12 August 2011
Female patients with heart problems could be benefitting from the oestrogen sex hormone as it helps keep cardiovascular disease in check.
New research from Queen Mary, University of London suggests that the hormone helps white blood cells by preventing them from sticking to the sides of blood vessels, which can be a major cause of blockages in the circulatory system.
It also suggests why heart problems tend to be higher in men on average and also rise dramatically among women post-menopause.
"This study brings us a step closer to understanding how natural oestrogen might help protect our blood vessels," explained lead researcher Dr Suchita Nadkarni from the William Harvey Research Institute in London.

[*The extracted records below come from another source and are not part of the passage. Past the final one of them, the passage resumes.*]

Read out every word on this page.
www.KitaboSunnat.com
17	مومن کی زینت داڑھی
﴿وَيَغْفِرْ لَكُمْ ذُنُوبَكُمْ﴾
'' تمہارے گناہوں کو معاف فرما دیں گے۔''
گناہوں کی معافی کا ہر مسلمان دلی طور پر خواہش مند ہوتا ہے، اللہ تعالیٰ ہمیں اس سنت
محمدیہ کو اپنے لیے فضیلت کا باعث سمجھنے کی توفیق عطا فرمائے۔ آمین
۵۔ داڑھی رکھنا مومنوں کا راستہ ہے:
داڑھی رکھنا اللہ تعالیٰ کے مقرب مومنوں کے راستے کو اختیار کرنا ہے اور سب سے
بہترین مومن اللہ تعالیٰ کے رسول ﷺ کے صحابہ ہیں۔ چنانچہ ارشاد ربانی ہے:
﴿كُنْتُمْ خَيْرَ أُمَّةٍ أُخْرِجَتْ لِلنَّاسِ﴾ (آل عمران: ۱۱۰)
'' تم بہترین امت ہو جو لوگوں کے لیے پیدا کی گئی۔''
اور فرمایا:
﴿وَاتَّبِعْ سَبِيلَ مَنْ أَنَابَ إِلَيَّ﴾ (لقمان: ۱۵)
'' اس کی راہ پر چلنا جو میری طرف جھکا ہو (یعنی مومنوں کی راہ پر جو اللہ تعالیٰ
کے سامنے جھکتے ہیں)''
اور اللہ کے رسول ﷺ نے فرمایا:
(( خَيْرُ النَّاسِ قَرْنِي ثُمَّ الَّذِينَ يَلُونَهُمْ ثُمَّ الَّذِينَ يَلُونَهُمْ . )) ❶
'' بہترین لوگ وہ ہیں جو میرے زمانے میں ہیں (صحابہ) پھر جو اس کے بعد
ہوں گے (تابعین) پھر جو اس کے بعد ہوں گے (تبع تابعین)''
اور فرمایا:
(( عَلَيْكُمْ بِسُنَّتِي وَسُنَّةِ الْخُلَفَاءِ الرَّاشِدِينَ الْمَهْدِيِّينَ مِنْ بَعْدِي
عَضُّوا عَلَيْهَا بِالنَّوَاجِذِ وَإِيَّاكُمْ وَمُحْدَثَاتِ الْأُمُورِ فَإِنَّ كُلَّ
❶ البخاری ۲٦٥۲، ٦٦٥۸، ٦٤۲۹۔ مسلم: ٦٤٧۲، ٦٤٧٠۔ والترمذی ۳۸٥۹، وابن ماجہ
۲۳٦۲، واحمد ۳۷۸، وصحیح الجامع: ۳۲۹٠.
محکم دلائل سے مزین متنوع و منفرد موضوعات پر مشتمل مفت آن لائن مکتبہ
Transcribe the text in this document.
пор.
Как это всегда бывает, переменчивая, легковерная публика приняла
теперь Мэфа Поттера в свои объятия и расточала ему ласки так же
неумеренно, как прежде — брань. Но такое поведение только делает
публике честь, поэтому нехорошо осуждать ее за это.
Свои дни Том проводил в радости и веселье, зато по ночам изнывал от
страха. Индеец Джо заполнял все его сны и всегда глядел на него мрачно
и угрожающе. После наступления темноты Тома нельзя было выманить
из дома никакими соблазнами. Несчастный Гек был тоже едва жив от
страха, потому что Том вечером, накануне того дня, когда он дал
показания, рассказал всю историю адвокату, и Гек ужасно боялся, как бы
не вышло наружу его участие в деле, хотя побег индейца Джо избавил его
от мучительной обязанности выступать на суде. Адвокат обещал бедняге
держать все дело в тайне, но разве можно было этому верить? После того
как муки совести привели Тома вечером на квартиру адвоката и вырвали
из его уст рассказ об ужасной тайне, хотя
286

The paper, which was published yesterday (August 11th) in the American Heart Association journal Arteriosclerosis, Thrombosis and Vascular Biology, explained that oestrogen moves the protein annexin-A1 that prevents sticking from inside the white blood cell to outside of it, so helping to monitor cell adhesive rates.
In another study funded partly by the British Heart Foundation, the Lancet reported that early detection rates for congenital heart defects could be improved through a simple blood oxygen level test of babies.
Posted by Jeanette Royston
1 Nadkarni, Suchita, et al., Activation of the Annexin A1 Pathway Underlies the Protective Effects Exerted by Estrogen in Polymorphonuclear Leukocytes." Arteriosclerosis, Thrombosis and Vascular Biology. Thursday August 11th 2011.
2 Ewer, Andrew K., et al., " Screening with pulse oximetry for congenital heart disease". The Lancet. Friday August 5 2011.